The different job interview processes are often a big question for both candidates (and therefore, those who are going to be interviewed) and, to a lesser extent, for human resources professionals.
For this reason, we will try to solve the main doubts about their processes and methods in this post. Because a job interview should not be seen with reluctance but as a handy tool in a selection process.
What is a job interview?
The job interview is a global technique used to carry out the selection process in a company. It is determined whether the interviewee is suitable or fits the profile to occupy the position they opt for. It is a process mediated by the interviewer, the professional who will ask the questions and guide the conversation to define the result.
Why interviewing is important
The importance of interviewing a candidate lies in the opportunity for the recruiter to personally verify and listen to all the information the candidate provides, in addition to getting to know their personality.
It also allows the interviewer to ask questions about the candidate’s previous job experience and strengths.
This communicative process can also lay the groundwork for salary and the next steps the candidate will need to take if they are chosen to continue in the process.
For candidates, the importance lies in the fact that reaching this point in the process shows that their profile is very similar to what the company is looking for, so effective communication can ensure good results in the process.
Process of job interview
The job interview process begins when a company or institution needs to hire new personnel to fill a vacancy.
At that moment, the Human Resources department or the hiring manager starts to look for candidates. How do they get the talent?
Well, through different means and methods of recruitment. When they already have a considerable number of candidates, the next step is to select those who seem most interesting and invite them for a job interview.
Usually, the selection process for the ideal person to fill the position required by the company begins with the reception of resumes, where the first impression of the potential candidates is received.
After analyzing the data, those who do not meet the required profile are discarded. The remaining candidates will go to the face-to-face or virtual job interview phase.
How does an interview process work?
Although it depends greatly on the type of job interview we are conducting, in general, job interviews consist of three distinct phases: the presentation, the development, and the conclusion.
As its name defines, in this phase, the person in charge of interviewing the candidate will introduce themselves and explain their role within the company. They will also briefly describe the position offered, how the interview will be conducted, and the next steps in the process.
This is where the interview method to be used comes into play and will be discussed in the next section.

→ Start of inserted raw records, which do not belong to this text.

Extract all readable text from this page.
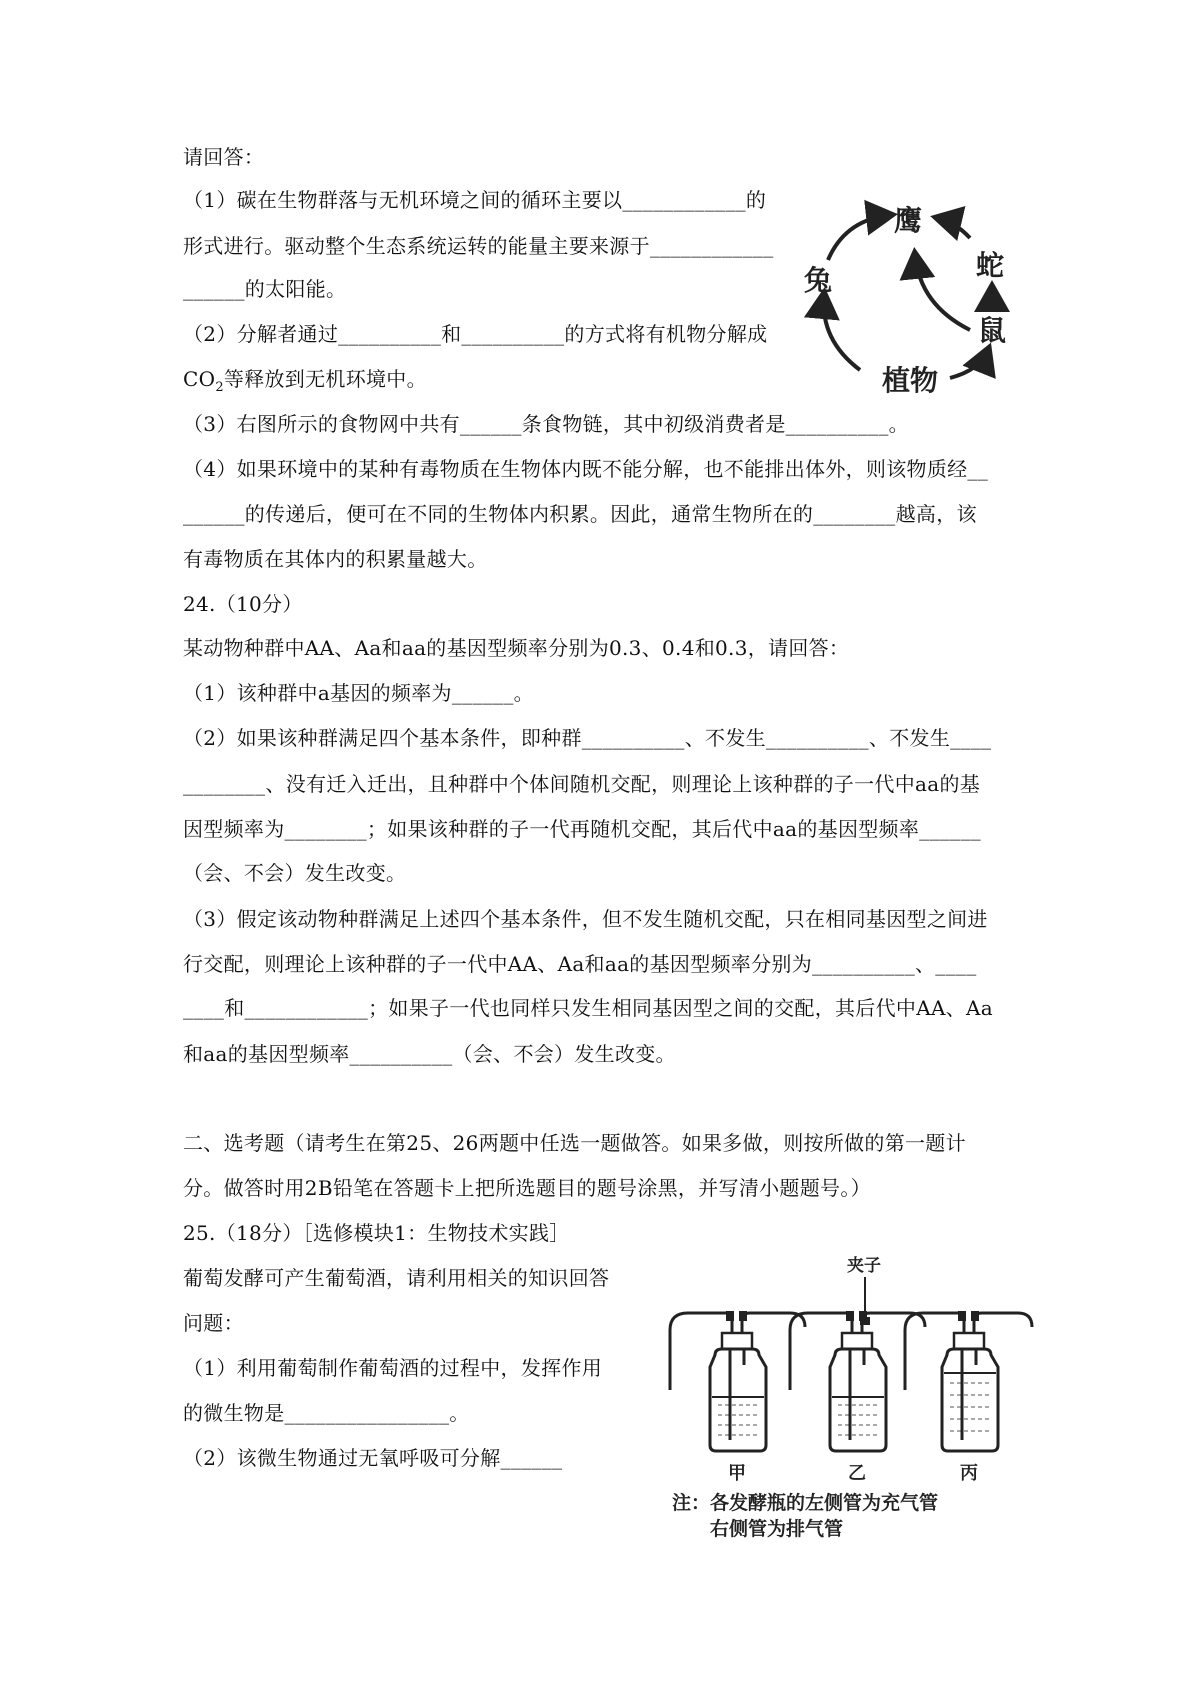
请回答：
（1）碳在生物群落与无机环境之间的循环主要以____________的
形式进行。驱动整个生态系统运转的能量主要来源于____________
______的太阳能。
（2）分解者通过__________和__________的方式将有机物分解成
$CO_2$等释放到无机环境中。
（3）右图所示的食物网中共有______条食物链，其中初级消费者是__________。
（4）如果环境中的某种有毒物质在生物体内既不能分解，也不能排出体外，则该物质经__
______的传递后，便可在不同的生物体内积累。因此，通常生物所在的________越高，该
有毒物质在其体内的积累量越大。
鹰
蛇
兔
鼠
植物
24.（10分）
某动物种群中AA、Aa和aa的基因型频率分别为0.3、0.4和0.3，请回答：
（1）该种群中a基因的频率为______。
（2）如果该种群满足四个基本条件，即种群__________、不发生__________、不发生____
________、没有迁入迁出，且种群中个体间随机交配，则理论上该种群的子一代中aa的基
因型频率为________；如果该种群的子一代再随机交配，其后代中aa的基因型频率______
（会、不会）发生改变。
（3）假定该动物种群满足上述四个基本条件，但不发生随机交配，只在相同基因型之间进
行交配，则理论上该种群的子一代中AA、Aa和aa的基因型频率分别为__________、____
____和____________；如果子一代也同样只发生相同基因型之间的交配，其后代中AA、Aa
和aa的基因型频率__________（会、不会）发生改变。
二、选考题（请考生在第25、26两题中任选一题做答。如果多做，则按所做的第一题计
分。做答时用2B铅笔在答题卡上把所选题目的题号涂黑，并写清小题题号。）
25.（18分）［选修模块1：生物技术实践］
葡萄发酵可产生葡萄酒，请利用相关的知识回答
问题：
（1）利用葡萄制作葡萄酒的过程中，发挥作用
的微生物是________________。
（2）该微生物通过无氧呼吸可分解______
夹子
甲	乙	丙
注：各发酵瓶的左侧管为充气管
右侧管为排气管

Generally speaking, at this stage, the interviewer will give the floor to the candidate to explain their experience. For the interviewee, this is the time to comment on aspects of their resume.
After this initial exchange, it will be the interviewer’s turn to ask technical and personality questions. Here it is key for the candidate to maintain attention and answer what is being asked.
This phase also includes questions on the interviewee’s behalf. It gives the interviewer a lot of dynamism and allows them to know other aspects of the candidate, such as proactivity and being a sign of interest in the offer.
Before saying goodbye, the interviewers usually clarify some doubts about the next steps of the process, schedules, or even salaries (depending on whether it is a more advanced interview). Here, candidates can take the opportunity to continue to show interest in the position and to continue to show their full availability for further interviews.
Method of interview: which to use
Depending on the needs and nature of the company that wants to fill a vacancy, the typology or method of a job interview may be different. For this post, we have compiled five, although many more can be found:
- Performance interview
- Stress interview
- Hypothetical questions interview
- Strengths-based interview
- Tricky questions interview
This method of interviewing is based on performance questions. These questions seek information about the employee’s work performance in previous positions. It focuses on the results and figures the employee has achieved so far.
Here it is helpful to have reports of earlier experiences. Performance evaluations from previous positions, for example, can be helpful.
The objective of this job interview is to try to put the interviewee under pressure to observe how they respond to adverse situations. Of course, it is usually about a problem or context in which they might find themselves if hired, and never about situations that are too extreme or too personal.
Hypothetical questions interview
This type of job interview consists of posing theoretical situations to learn about the candidate’s attitudes and reactions.
The questions used usually follow guidelines such as “What would you do if a customer found a hair in a dish you served?” a situation that can be very common in restaurants, or “Can you explain to a 5-year-old what an Airtag is for?” which could be posed by Apple.
The strengths-based interview focuses, as its name suggests, on detecting the candidate’s strengths and differential points. Some of the most desirable strengths are, for example, leadership, positivity, curiosity, perseverance, professional goals and objectives, training, and teamwork…
Tricky questions interview
When we talk about the trick interview, we refer to those that use complex questions that induce misunderstandings. There are two types: puzzles and fantasy questions. One example would be ‘How many basketballs can fit on a bus?’. As is evident, they are quite simple and serve to see the interviewee’s reaction.
In any case, providing safe environments (face-to-face interviews, phone interviews, screening interviews) where you can establish objectively analyzable parameters will improve your company’s appeal to talent.